1) L’individu : il s’agit dans un premier temps de connaître l’identité de la personne, et de savoir si elle a en sa possession ses papiers d’identité pour pouvoir engager le cas échéant les démarches d’accès aux droits sociaux. Il s’agit ensuite de savoir si la personne a des droits ouverts à la sécurité sociale, pour pouvoir demander le cas échéant la CMU ou à l’AME selon la situation. Il s’agit enfin de connaître les ressources éventuelles de la personne (RMI, RSA, AAH, retraite, pension d’invalidité) pour pouvoir au mieux l’accompagner dans un projet de logement. Enfin, et ce questionnement ne vient souvent que tardivement dans la rencontre car il est source d’anxiété ou de repli, il s’agit d’explorer l’environnement familial de la personne pour pouvoir faire appel à la famille en tant que soutien à la personne, mais également aux professionnels lorsque l’accompagnement au rétablissement devient effectif.

Connaître l’identité des personnes (et disposer de papiers officiels attestant de cette identité) est une étape fondamentale pour leur permettre un accès à leurs droits sociaux, à des

 

ressources, à une citoyenneté et à une continuité des soins médicaux.

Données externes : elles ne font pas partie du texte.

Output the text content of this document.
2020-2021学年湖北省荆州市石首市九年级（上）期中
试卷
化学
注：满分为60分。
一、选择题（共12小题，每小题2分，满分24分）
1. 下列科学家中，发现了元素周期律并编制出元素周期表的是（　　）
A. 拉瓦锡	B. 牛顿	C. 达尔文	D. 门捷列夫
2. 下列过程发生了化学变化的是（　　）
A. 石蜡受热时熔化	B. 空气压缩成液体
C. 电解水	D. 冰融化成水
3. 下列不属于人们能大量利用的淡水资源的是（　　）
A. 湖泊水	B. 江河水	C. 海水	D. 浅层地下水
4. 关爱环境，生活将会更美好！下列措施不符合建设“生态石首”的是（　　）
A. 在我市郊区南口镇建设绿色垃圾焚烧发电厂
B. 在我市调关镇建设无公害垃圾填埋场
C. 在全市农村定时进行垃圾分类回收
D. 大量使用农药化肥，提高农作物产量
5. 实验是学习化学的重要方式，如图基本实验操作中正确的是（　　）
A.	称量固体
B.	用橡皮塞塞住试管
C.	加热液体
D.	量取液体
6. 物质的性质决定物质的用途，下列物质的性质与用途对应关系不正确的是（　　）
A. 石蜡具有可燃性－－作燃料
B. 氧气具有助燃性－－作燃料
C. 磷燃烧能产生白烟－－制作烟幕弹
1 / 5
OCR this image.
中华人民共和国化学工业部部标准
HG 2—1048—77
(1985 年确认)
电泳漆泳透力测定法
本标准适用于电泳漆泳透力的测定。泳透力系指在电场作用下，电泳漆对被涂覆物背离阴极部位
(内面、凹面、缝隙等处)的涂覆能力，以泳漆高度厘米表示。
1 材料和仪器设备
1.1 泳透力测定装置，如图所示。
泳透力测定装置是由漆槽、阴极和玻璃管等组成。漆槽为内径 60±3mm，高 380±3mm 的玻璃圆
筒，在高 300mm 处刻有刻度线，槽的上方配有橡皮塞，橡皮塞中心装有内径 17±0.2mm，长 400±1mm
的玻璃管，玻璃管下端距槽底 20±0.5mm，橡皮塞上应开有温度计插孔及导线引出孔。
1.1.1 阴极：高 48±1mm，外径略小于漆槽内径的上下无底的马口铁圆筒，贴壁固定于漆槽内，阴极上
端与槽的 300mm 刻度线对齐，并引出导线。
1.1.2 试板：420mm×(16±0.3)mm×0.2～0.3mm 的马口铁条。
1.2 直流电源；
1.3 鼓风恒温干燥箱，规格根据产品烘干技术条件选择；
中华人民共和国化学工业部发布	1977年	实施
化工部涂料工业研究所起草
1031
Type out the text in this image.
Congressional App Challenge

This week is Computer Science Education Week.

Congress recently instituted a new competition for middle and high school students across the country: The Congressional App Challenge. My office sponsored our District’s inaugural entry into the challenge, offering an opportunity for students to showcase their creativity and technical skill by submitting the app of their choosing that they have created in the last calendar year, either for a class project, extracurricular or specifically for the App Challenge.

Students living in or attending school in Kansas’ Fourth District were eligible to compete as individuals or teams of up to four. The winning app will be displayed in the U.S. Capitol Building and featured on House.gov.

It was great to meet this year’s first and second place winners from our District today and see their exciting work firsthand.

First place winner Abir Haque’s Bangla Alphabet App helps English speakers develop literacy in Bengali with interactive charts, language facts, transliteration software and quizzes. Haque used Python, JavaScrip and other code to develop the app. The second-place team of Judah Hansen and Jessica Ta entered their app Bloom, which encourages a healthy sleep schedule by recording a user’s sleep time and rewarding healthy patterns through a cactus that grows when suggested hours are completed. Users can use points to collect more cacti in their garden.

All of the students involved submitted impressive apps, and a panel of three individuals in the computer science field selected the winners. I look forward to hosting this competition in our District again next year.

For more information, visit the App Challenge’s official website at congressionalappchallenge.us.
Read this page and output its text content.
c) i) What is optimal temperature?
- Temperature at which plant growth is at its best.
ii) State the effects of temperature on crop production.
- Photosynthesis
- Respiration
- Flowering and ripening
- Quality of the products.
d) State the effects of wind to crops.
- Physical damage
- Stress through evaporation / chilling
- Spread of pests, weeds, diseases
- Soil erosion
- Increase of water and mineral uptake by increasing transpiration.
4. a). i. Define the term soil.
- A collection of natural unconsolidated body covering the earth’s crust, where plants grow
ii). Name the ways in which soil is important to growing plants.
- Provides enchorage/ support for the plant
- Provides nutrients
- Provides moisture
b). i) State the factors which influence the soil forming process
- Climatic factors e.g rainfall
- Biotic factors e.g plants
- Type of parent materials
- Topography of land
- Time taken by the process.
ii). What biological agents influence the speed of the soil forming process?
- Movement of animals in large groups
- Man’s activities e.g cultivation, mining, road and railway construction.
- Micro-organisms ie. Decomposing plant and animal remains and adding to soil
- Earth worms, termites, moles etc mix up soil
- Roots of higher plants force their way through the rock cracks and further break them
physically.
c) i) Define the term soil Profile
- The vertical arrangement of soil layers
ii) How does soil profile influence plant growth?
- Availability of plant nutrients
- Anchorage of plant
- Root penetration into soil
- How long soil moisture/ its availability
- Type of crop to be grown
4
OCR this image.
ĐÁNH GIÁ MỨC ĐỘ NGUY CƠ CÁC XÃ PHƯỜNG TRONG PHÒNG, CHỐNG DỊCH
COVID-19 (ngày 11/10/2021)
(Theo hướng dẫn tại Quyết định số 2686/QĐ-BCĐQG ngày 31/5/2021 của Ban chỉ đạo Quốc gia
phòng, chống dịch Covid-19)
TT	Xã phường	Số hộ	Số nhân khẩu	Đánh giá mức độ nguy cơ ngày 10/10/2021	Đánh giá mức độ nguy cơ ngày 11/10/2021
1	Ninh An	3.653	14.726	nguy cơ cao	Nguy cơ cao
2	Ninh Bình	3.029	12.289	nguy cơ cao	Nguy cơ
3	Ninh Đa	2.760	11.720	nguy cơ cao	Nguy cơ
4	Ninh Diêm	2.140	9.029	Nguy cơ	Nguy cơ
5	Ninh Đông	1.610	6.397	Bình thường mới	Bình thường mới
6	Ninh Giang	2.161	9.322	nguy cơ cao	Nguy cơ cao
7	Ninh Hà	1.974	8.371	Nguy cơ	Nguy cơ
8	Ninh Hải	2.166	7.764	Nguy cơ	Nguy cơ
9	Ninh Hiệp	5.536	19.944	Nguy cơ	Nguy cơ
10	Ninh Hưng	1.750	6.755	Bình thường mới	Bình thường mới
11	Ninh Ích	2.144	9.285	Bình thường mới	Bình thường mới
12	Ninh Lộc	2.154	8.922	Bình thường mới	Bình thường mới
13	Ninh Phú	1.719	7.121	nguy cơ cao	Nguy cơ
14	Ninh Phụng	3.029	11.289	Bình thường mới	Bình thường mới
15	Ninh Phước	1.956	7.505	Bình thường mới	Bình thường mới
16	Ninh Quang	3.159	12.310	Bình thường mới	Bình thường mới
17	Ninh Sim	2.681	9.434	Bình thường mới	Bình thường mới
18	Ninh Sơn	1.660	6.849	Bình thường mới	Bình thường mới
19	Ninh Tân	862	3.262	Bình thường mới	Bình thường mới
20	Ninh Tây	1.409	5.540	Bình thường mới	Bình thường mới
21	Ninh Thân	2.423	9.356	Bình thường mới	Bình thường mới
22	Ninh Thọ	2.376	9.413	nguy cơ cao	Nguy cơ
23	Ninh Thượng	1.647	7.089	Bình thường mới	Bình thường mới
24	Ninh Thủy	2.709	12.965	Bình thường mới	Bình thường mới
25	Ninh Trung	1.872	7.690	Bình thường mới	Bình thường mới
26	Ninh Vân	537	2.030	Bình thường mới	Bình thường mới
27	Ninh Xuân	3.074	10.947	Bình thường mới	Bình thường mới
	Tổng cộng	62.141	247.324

Cette identité n’est pas toujours connue pour plusieurs raisons : certaines personnes sont atteintes de délire identificatoire qui leur font adopter une identité fictive ; d’autres sont persécutées (au sens psychiatrique du terme) et refusent de livrer leur véritable identité ; d’autres enfin ont des troubles cognitifs responsables de perte de mémoire. A ces raisons s’ajoute l’absence fréquente (par perte ou par vol) de pièces d’identité.

Les démarches accomplies pour trouver l’identité de Mr M (encadré) sont à ce titre exemplaire du bricolage et de l’inventivité dont doivent faire preuve les travailleurs sociaux, bien que d’autres catégories professionnelles se mobilisent. Elles contrastent avec l’illusion d’une société transparente où les personnes et leurs actes seraient identifiés et archivés.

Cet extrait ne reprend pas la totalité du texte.